Er sei nicht glücklich darüber, wenn Gläubige von Priestern abgewiesen würden, weil sie die Voraussetzungen, über die sie beispielsweise für ein Patenamt verfügen müssten, nicht vorweisen könnten, so der Papst. Denn andererseits könne eventuell ein Waffen- und Kinderhändler, der unschuldige und schutzlose Wesen ausnutzt, genau dieses Amt übernehmen – denn er sei ja ein guter Katholik, der seiner Kirche Spenden zukommen lasse. Die Kirche dürfe keinesfalls geschlossene Türen haben. Aufnahmebereitschaft sei ein wichtiges Kriterium für die Kohärenz des Christentums.
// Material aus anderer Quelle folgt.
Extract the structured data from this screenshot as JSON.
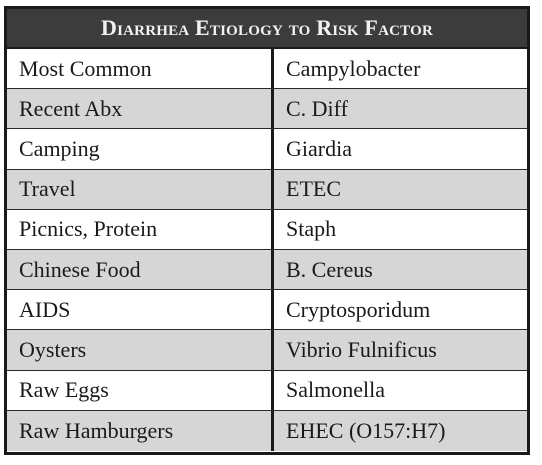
{
  "table": {
    "title": "Diarrhea Etiology to Risk Factor",
    "rows": [
      {
        "risk_factor": "Most Common",
        "etiology": "Campylobacter"
      },
      {
        "risk_factor": "Recent Abx",
        "etiology": "C. Diff"
      },
      {
        "risk_factor": "Camping",
        "etiology": "Giardia"
      },
      {
        "risk_factor": "Travel",
        "etiology": "ETEC"
      },
      {
        "risk_factor": "Picnics, Protein",
        "etiology": "Staph"
      },
      {
        "risk_factor": "Chinese Food",
        "etiology": "B. Cereus"
      },
      {
        "risk_factor": "AIDS",
        "etiology": "Cryptosporidum"
      },
      {
        "risk_factor": "Oysters",
        "etiology": "Vibrio Fulnificus"
      },
      {
        "risk_factor": "Raw Eggs",
        "etiology": "Salmonella"
      },
      {
        "risk_factor": "Raw Hamburgers",
        "etiology": "EHEC (O157:H7)"
      }
    ],
    "colors": {
      "header_bg": "#3c3c3c",
      "header_text": "#f2f2f2",
      "shaded_row": "#d6d6d6",
      "border": "#1a1a1a"
    }
  }
}
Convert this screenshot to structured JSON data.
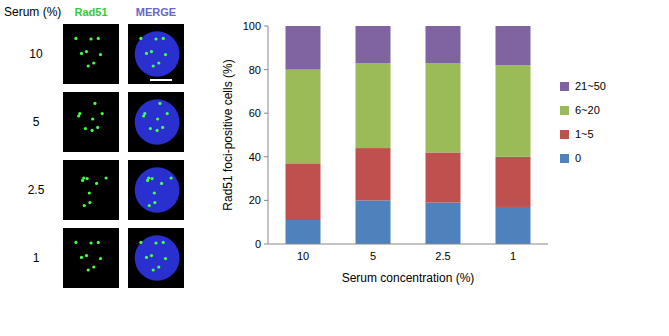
{
  "figure": {
    "row_header": "Serum (%)",
    "columns": [
      "Rad51",
      "MERGE"
    ],
    "rows": [
      "10",
      "5",
      "2.5",
      "1"
    ]
  },
  "chart_data": {
    "type": "bar",
    "stacked": true,
    "legend": "right",
    "y_label": "Rad51 foci-positive cells (%)",
    "x_label": "Serum concentration (%)",
    "categories": [
      "10",
      "5",
      "2.5",
      "1"
    ],
    "ylim": [
      0,
      100
    ],
    "yticks": [
      0,
      20,
      40,
      60,
      80,
      100
    ],
    "series": [
      {
        "name": "0",
        "color": "#4f81bd",
        "values": [
          11,
          20,
          19,
          17
        ]
      },
      {
        "name": "1~5",
        "color": "#c0504d",
        "values": [
          26,
          24,
          23,
          23
        ]
      },
      {
        "name": "6~20",
        "color": "#9bbb59",
        "values": [
          43,
          39,
          41,
          42
        ]
      },
      {
        "name": "21~50",
        "color": "#8064a2",
        "values": [
          20,
          17,
          17,
          18
        ]
      }
    ]
  }
}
Ehe ist mehr als ein soziales Phänomen

Die Ehe dürfe nicht als soziales Phänomen vereinseitigt werden, antwortete der Papst auf das Zeugnis eines Ehepaars. Es sei im Gegenteil vielleicht besser, gar nicht zu heiraten, wenn man sich des Wertes des Sakramentes nicht bewusst sei. Erst am Freitag hatte er mit seiner Bemerkung, heutzutage sei ein Teil der katholischen Ehen vom kanonischen Gesichtspunkt aus nicht gültig, Aufsehen erregt. „Heute“, so der Papst gegenüber der Gemeinschaft von Villa Nazareth, „sind viele von uns nicht frei in dieser hedonistischen Kultur.“ Doch das Sakrament der Ehe könne man nur eingehen, wenn man frei sei: „Sonst erhält man es nicht“.

„Ich habe einen jungen Mann angerufen, den ich kennengelernt hatte, weil seine Mutter mir sagte, dass er heiraten wolle. Ich sage also: Ah, man hat mir gesagt, du heiratest! – Ja, ja... Und machst du das in der Kirche von Ciampino? – Ach, das wissen wir noch nicht, alles hängt noch vom Brautkleid ab, dazu muss ja auch die Kirche passen... – Ah. Und bereitet ihr euch auch gut vor (auf die Hochzeit)? – Ja, natürlich; jetzt suchen wir uns noch ein Restaurant, das nicht zu weit entfernt ist, und lauter so Details... Was für einen Sinn hat so eine Hochzeit? Das ist doch nur noch ein soziales Ereignis. Ich frage mich: Sind diese Verlobten wirklich frei von dieser konsumistischen und hedonistischen Kultur, oder führt das soziale Ereignis dazu, dass ihnen letztlich die Freiheit fehlt? Denn heiraten kann man nur mit Freiheit.“

Vorwärts gehen, alle gemeinsam

Zuletzt wurde der Papst zu einer möglichen neuen Ausrichtung der Gemeinschaft befragt, mit der man den Herausforderungen der modernen Welt neu begegnen könne. Alle gemeinsam und an einem Strang ziehend, antwortete der Papst mit Verweis auf den Apostel Paulus. Besonderes Augenmerk müsse dabei auf die neuen Generationen gelegt werden. Denn niemand, von Gott Vater abgesehen, sei ewig, so der Papst.

Die Idee zur Gründung der Gemeinschaft von Villa Nazareth entspringt einer Initiative von Kardinal Domenico Tardini, der im Jahr 1946 Waisen und Kindern aus armen Familien Obdach und Unterricht bieten wollte. Er wollte ihnen die Möglichkeit geben, ihre Talente zu entfalten, um diese später in den Dienst von Kirche und Gesellschaft zu stellen. Im Jahr 1963 gründete Papst Johannes XXIII. mit einem Motu Proprio die „Stiftung der Heiligen Familie von Nazareth“, genannt Villa Nazareth. Die Gemeinschaft entwickelte sich mit der Zeit zu einem Hort geschwisterlichen Zusammenlebens im christlichen Glauben, der Studierenden und Schülern höherer Jahrgänge offen stand. 1980 entstand schließlich die Gemeinschaft in ihrer heutigen Form eines Kollegs, in dem Studenten und Studentinnen aus Familien mit geringen Einkünften gratis wohnen und an den geistlichen und sozialen Aktivitäten des Kollegs teilhaben können.